Oakland, which has one of the largest sewer systems in the Bay Area, is legally required to track spills and reduce sewage pollution under a 2014 legal settlement with Baykeeper, the Regional Water Board, and EPA.

Last year, after Baykeeper and Oakland residents raised concerns, the EPA and the Regional Water Board undertook an investigation into Oakland’s ongoing sewage spill problems. And the results are alarming.

The investigation concluded that Oakland’s sewer agency:   

  • delayed responses to urgent sewage spills that warranted immediate attention;
  • conducted ineffective and time-consuming repairs, with shoddy quality control;
  • misreported the frequency and volume of sewage spills—possibly in an effort to avoid scrutiny; and
  • relied on small fixes of minor lines, when it needed to prioritize the rehabilitation of major sewer pipes (as the legal agreement requires).

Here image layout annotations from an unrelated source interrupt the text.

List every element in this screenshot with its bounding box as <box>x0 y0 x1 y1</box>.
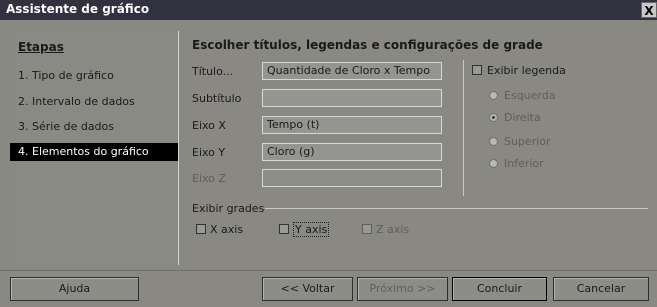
y-axis-grid-label: Y axis <box>293 221 330 237</box>
y-axis-label: Eixo Y <box>192 146 226 159</box>
legend-right-radio: Direita <box>489 110 541 124</box>
step-data-range[interactable]: 2. Intervalo de dados <box>10 93 178 111</box>
z-axis-label: Eixo Z <box>192 172 226 185</box>
section-title: Escolher títulos, legendas e configuraçõ… <box>192 38 543 52</box>
y-axis-grid-checkbox[interactable]: Y axis <box>279 221 330 237</box>
radio-icon <box>489 90 498 100</box>
legend-bottom-label: Inferior <box>504 156 544 170</box>
title-bar: Assistente de gráfico X <box>0 0 657 20</box>
checkbox-icon <box>472 65 482 75</box>
next-button: Próximo >> <box>357 277 448 301</box>
button-separator <box>0 270 657 271</box>
show-grids-label: Exibir grades <box>192 202 265 215</box>
legend-left-label: Esquerda <box>504 88 556 102</box>
x-axis-input[interactable]: Tempo (t) <box>262 116 442 134</box>
vertical-divider <box>463 60 464 196</box>
legend-left-radio: Esquerda <box>489 88 555 102</box>
dialog-title: Assistente de gráfico <box>6 2 150 16</box>
step-chart-type[interactable]: 1. Tipo de gráfico <box>10 67 178 85</box>
radio-icon <box>489 158 498 168</box>
subtitle-label: Subtítulo <box>192 92 242 105</box>
cancel-button[interactable]: Cancelar <box>553 277 649 301</box>
legend-top-label: Superior <box>504 134 551 148</box>
z-axis-grid-label: Z axis <box>376 222 410 236</box>
x-axis-grid-checkbox[interactable]: X axis <box>196 222 243 236</box>
title-label: Título... <box>192 65 234 78</box>
chart-wizard-dialog: Assistente de gráfico X Etapas 1. Tipo d… <box>0 0 657 307</box>
step-chart-elements[interactable]: 4. Elementos do gráfico <box>10 143 178 161</box>
steps-panel: Etapas 1. Tipo de gráfico 2. Intervalo d… <box>10 31 179 265</box>
show-legend-label: Exibir legenda <box>487 63 566 77</box>
legend-bottom-radio: Inferior <box>489 156 544 170</box>
radio-selected-icon <box>489 112 498 122</box>
checkbox-icon <box>279 224 289 234</box>
legend-right-label: Direita <box>504 110 541 124</box>
z-axis-input <box>262 169 442 187</box>
show-legend-checkbox[interactable]: Exibir legenda <box>472 63 566 77</box>
subtitle-input[interactable] <box>262 89 442 107</box>
x-axis-label: Eixo X <box>192 119 226 132</box>
checkbox-icon <box>196 224 206 234</box>
finish-button[interactable]: Concluir <box>452 277 547 301</box>
close-icon[interactable]: X <box>641 2 657 18</box>
title-input[interactable]: Quantidade de Cloro x Tempo <box>262 62 442 80</box>
legend-top-radio: Superior <box>489 134 551 148</box>
x-axis-grid-label: X axis <box>210 222 244 236</box>
z-axis-grid-checkbox: Z axis <box>362 222 409 236</box>
radio-icon <box>489 136 498 146</box>
step-data-series[interactable]: 3. Série de dados <box>10 118 178 136</box>
checkbox-icon <box>362 224 372 234</box>
grids-separator <box>265 208 648 209</box>
y-axis-input[interactable]: Cloro (g) <box>262 143 442 161</box>
help-button[interactable]: Ajuda <box>10 277 139 301</box>
steps-heading: Etapas <box>18 40 64 54</box>
back-button[interactable]: << Voltar <box>262 277 353 301</box>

These conclusions confirm that Oakland has failed to address the major pollution problems that caused Baykeeper and our agency partners to sue the city five years ago. It’s inexcusable that Oakland has yet to take responsibility for serious defects in its wastewater and sewage treatment program.

The city must ensure accurate reporting and timely response to sewage spills to protect the health of residents and the Bay. And critically, city leaders must approve investments in sewage infrastructure.

If Oakland doesn’t take responsibility and conduct the necessary repairs more effectively, sewage pollution throughout the city and in the Bay will only get worse.